Yes! There is high demand for women in the field of technology. It has been shown that women do as well and even better than men in many technology positions. In fact, the very first programmers in the 1940’s were women and some of the most influential pioneers in technology were women. Two examples are: Ada Lovelace was a mathematician who worked with Charles Babbage and for who the ADA programming language was named after; and Grace Hopper who developed the first compiler for the UNIVAC computer in the mid-fifties. She also coined the term bug. A moth once flew into the UNIVAC machine, and was “battered to death” by a relay. Grace, upon extracting the poor dead insect, taped it into one of her notebooks and wrote, “The first actual case of a bug being found.” A new phrase for the source of a hair-tearing error was coined.
CIS graduates can make anywhere from $30,000 to $70,000 straight out of college. However, the actual salary you start at depends on the grades, skills, activities, and experience a student has. Good students that are active in internships and get involved with the student chapter of the Association of Information Technology Professionals, and participate in competitions typically find themselves at the higher end of the spectrum.

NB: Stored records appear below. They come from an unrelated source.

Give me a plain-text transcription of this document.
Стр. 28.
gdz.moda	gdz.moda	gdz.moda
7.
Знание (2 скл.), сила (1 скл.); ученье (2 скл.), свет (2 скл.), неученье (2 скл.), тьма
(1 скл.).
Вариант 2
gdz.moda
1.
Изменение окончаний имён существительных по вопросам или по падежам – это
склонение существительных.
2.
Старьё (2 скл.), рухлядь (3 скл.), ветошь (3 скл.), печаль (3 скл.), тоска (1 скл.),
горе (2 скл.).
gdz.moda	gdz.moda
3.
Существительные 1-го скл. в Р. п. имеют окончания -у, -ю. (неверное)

Yes, there are several ways that students can obtain internships. Once each semester the university career center hosts an internship and job fair. Weekly newsletters from the career center identify employers on campus for internship and full time positions. The department chair receives numerous opportunities for internships throughout the semester that are passed on to students. Finally, students often find internships through on-line applications as well as personal connections.

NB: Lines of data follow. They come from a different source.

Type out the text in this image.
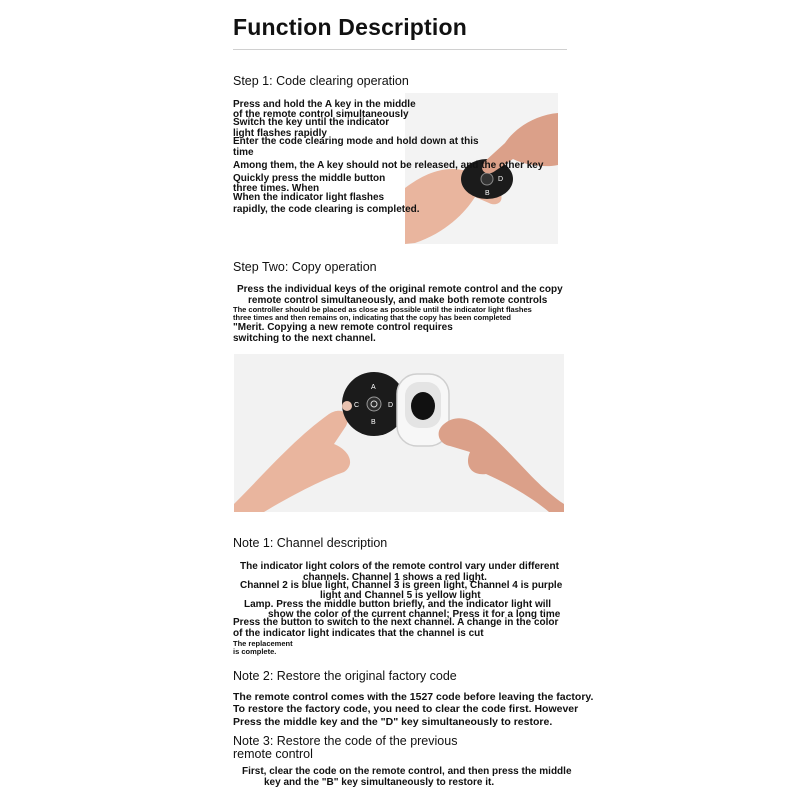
Function Description
Step 1: Code clearing operation
D
B
Press and hold the A key in the middle
of the remote control simultaneously
Switch the key until the indicator
light flashes rapidly
Enter the code clearing mode and hold down at this
time
Among them, the A key should not be released, and the other key
Quickly press the middle button
three times. When
When the indicator light flashes
rapidly, the code clearing is completed.
Step Two: Copy operation
Press the individual keys of the original remote control and the copy
remote control simultaneously, and make both remote controls
The controller should be placed as close as possible until the indicator light flashes
three times and then remains on, indicating that the copy has been completed
"Merit. Copying a new remote control requires
switching to the next channel.
A
D
B
C
Note 1: Channel description
The indicator light colors of the remote control vary under different
channels. Channel 1 shows a red light.
Channel 2 is blue light, Channel 3 is green light, Channel 4 is purple
light and Channel 5 is yellow light
Lamp. Press the middle button briefly, and the indicator light will
show the color of the current channel; Press it for a long time
Press the button to switch to the next channel. A change in the color
of the indicator light indicates that the channel is cut
The replacement
is complete.
Note 2: Restore the original factory code
The remote control comes with the 1527 code before leaving the factory.
To restore the factory code, you need to clear the code first. However
Press the middle key and the "D" key simultaneously to restore.
Note 3: Restore the code of the previous
remote control
First, clear the code on the remote control, and then press the middle
key and the "B" key simultaneously to restore it.
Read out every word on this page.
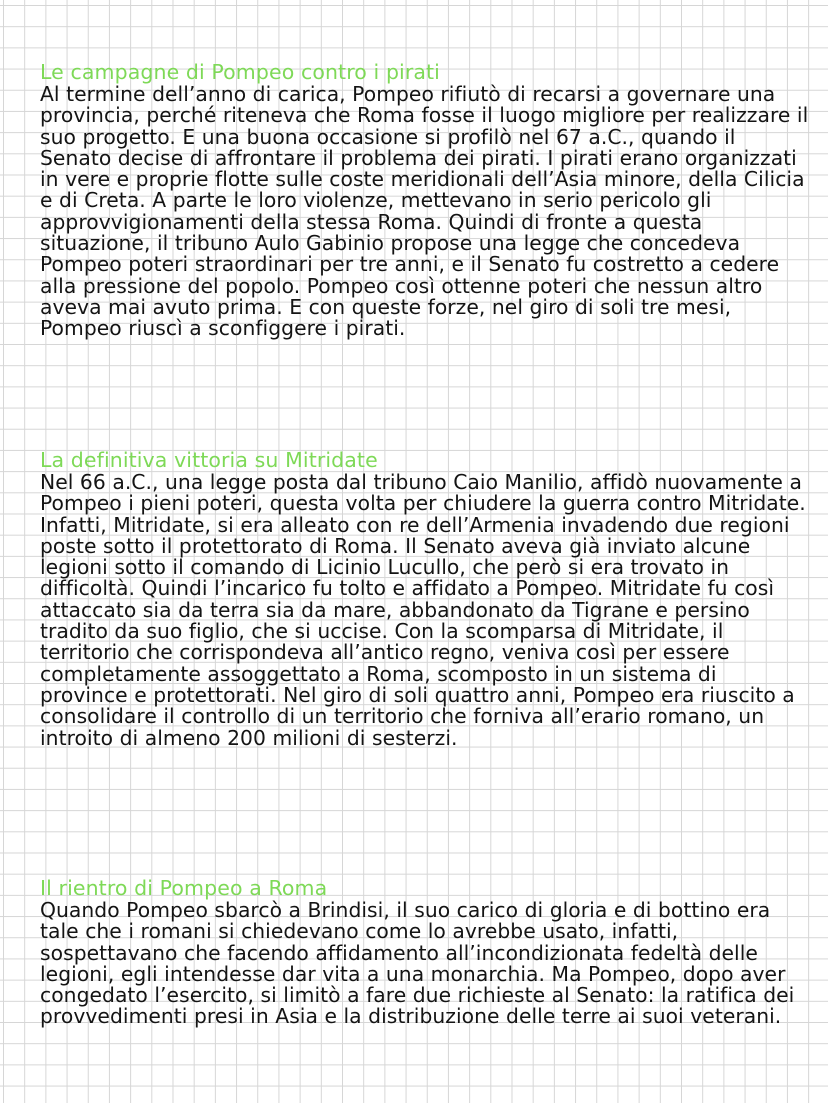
Le campagne di Pompeo contro i pirati

Al termine dell’anno di carica, Pompeo rifiutò di recarsi a governare una provincia, perché riteneva che Roma fosse il luogo migliore per realizzare il suo progetto. E una buona occasione si profilò nel 67 a.C., quando il Senato decise di affrontare il problema dei pirati. I pirati erano organizzati in vere e proprie flotte sulle coste meridionali dell’Asia minore, della Cilicia e di Creta. A parte le loro violenze, mettevano in serio pericolo gli approvvigionamenti della stessa Roma. Quindi di fronte a questa situazione, il tribuno Aulo Gabinio propose una legge che concedeva Pompeo poteri straordinari per tre anni, e il Senato fu costretto a cedere alla pressione del popolo. Pompeo così ottenne poteri che nessun altro aveva mai avuto prima. E con queste forze, nel giro di soli tre mesi, Pompeo riuscì a sconfiggere i pirati.

La definitiva vittoria su Mitridate

Nel 66 a.C., una legge posta dal tribuno Caio Manilio, affidò nuovamente a Pompeo i pieni poteri, questa volta per chiudere la guerra contro Mitridate. Infatti, Mitridate, si era alleato con re dell’Armenia invadendo due regioni poste sotto il protettorato di Roma. Il Senato aveva già inviato alcune legioni sotto il comando di Licinio Lucullo, che però si era trovato in difficoltà. Quindi l’incarico fu tolto e affidato a Pompeo. Mitridate fu così attaccato sia da terra sia da mare, abbandonato da Tigrane e persino tradito da suo figlio, che si uccise. Con la scomparsa di Mitridate, il territorio che corrispondeva all’antico regno, veniva così per essere completamente assoggettato a Roma, scomposto in un sistema di province e protettorati. Nel giro di soli quattro anni, Pompeo era riuscito a consolidare il controllo di un territorio che forniva all’erario romano, un introito di almeno 200 milioni di sesterzi.

Il rientro di Pompeo a Roma

Quando Pompeo sbarcò a Brindisi, il suo carico di gloria e di bottino era tale che i romani si chiedevano come lo avrebbe usato, infatti, sospettavano che facendo affidamento all’incondizionata fedeltà delle legioni, egli intendesse dar vita a una monarchia. Ma Pompeo, dopo aver congedato l’esercito, si limitò a fare due richieste al Senato: la ratifica dei provvedimenti presi in Asia e la distribuzione delle terre ai suoi veterani.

Math skills are necessary for any type of technology degree. However, the level of math skills necessary for CIS students is less than those required for most CS programs. At Texas State the math requirements are College Algebra and two statistics courses. The CIS&QMST Department has a dedicated tutor to help students with the statistics courses and the University offers additional tutoring for statistics and for College Algebra at the Student Learning Assistance Center or SLAC.

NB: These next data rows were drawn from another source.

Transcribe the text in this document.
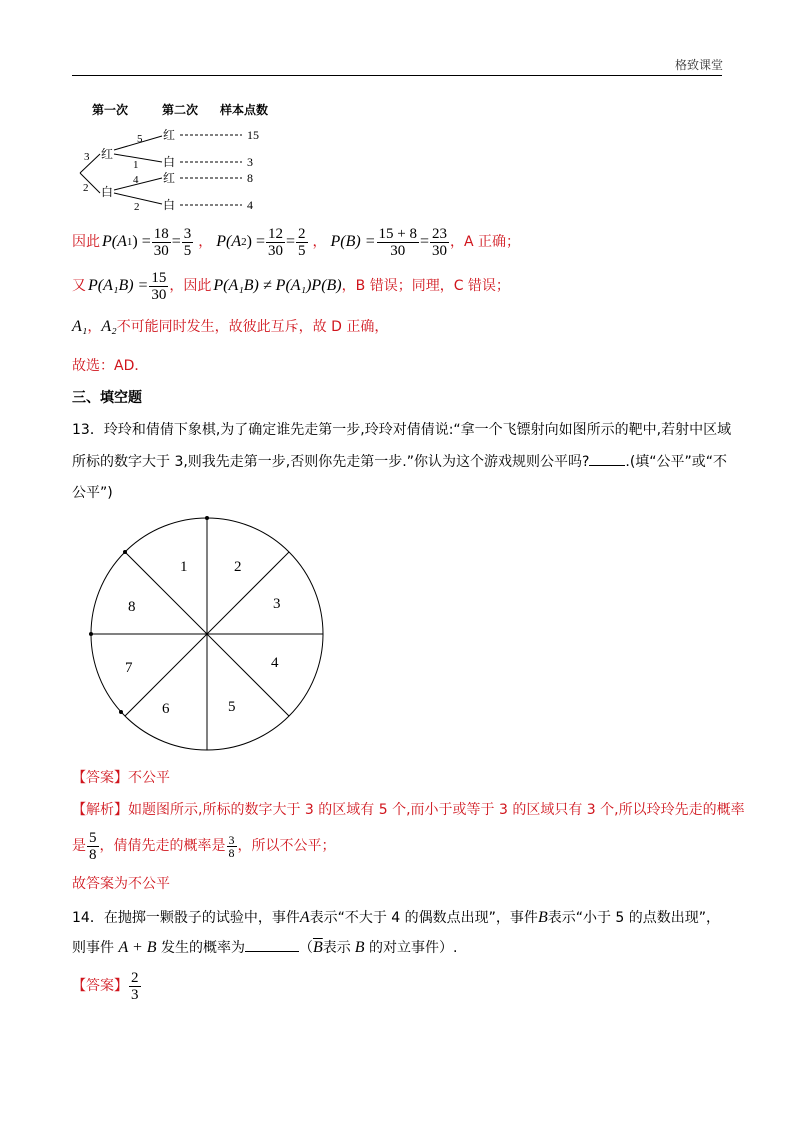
格致课堂
第一次	第二次 样本点数
3
2
红
白
5
1
4
2
红
白
红
白
15
3
8
4
因此 P(A 1 ) = $\frac{18}{30} = \frac{3}{5}$ ， P(A 2 ) = $\frac{12}{30} = \frac{2}{5}$ ， $P(B) = \frac{15 + 8}{30} = \frac{23}{30}$ ，A 正确；
又 $P(A_1B) = \frac{15}{30}$ ，因此 P(A₁B) ≠ P(A₁)P(B) ，B 错误；同理，C 错误；
A₁，A₂不可能同时发生，故彼此互斥，故 D 正确，
故选：AD．
三、填空题
13．玲玲和倩倩下象棋,为了确定谁先走第一步,玲玲对倩倩说:“拿一个飞镖射向如图所示的靶中,若射中区域
所标的数字大于 3,则我先走第一步,否则你先走第一步.”你认为这个游戏规则公平吗?	.(填“公平”或“不
公平”)
1	2
3
4
5
6
7
8
【答案】不公平
【解析】如题图所示,所标的数字大于 3 的区域有 5 个,而小于或等于 3 的区域只有 3 个,所以玲玲先走的概率
是 $\frac{5}{8}$ ，倩倩先走的概率是 $\frac{3}{8}$ ，所以不公平；
故答案为不公平
14．在抛掷一颗骰子的试验中，事件A表示“不大于 4 的偶数点出现”，事件B表示“小于 5 的点数出现”，
则事件 A + B 发生的概率为	（$\overline{B}$表示 B 的对立事件）.
【答案】 $\frac{2}{3}$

The gaming industry is a fast changing field. As console demand slips, and stand alone computing games give way to mobile and multiplayer cloud environments, the skills required are changing.
The primary student organization that is associated with the CIS program at Texas State is the Student Chapter of the Association of Information Technology Professionals. This organization is very active and members participate in regional and national student conferences and competitions. They also sponsor the High School IT Symposium as well as have monthly meetings and participate in Professional meeting in San Antonio and Austin. You can find out more about it by visiting their website here.
At Texas State, yes. We offer a special topics course that rotates each semester it is offered. One semester it focuses on Apple-iOS, the next semester, Android, and the next semester Windows.
Of all the technology degrees available the degree in Computer Information Systems (CIS) is arguably the most broad and most diverse. It provides just about anyone with an interest in working with technology the opportunity to do just that.
A degree in CIS prepares you for a wide variety of technology careers, depending on what your interests are. It provides one of the broadest technology foundations of all the technology degrees. This is because of its combination of business courses and technology courses.
CIS and MIS have a significant amount of overlap. The main difference between CIS and MIS is the amount of development or programming coursework that is required. MIS programs are more closely tied to the business aspects than CIS. CIS is more closely tied to the development or technology aspects of the degree. Depending on the specific electives taken, an MIS student could be classified as a CIS student, and a CIS student could be classified as an MIS student.
CIS is often called CS light. CIS students take many of the same courses that CS students do. The primary difference between the two is that ½ of the CIS courses are business courses, where CS doesn’t take any business courses, unless they choose to take a business minor. CS majors focus more on programming efficiency and algorithms and CIS students focus more on applying technology to solve business problems. In most organizations it takes both sets of skills to complete major projects. Often times it is the CIS students that work with the business clients to design the applications and programs. Once designed, the CIS majors work with the CS majors to develop and implement the ultimate software product.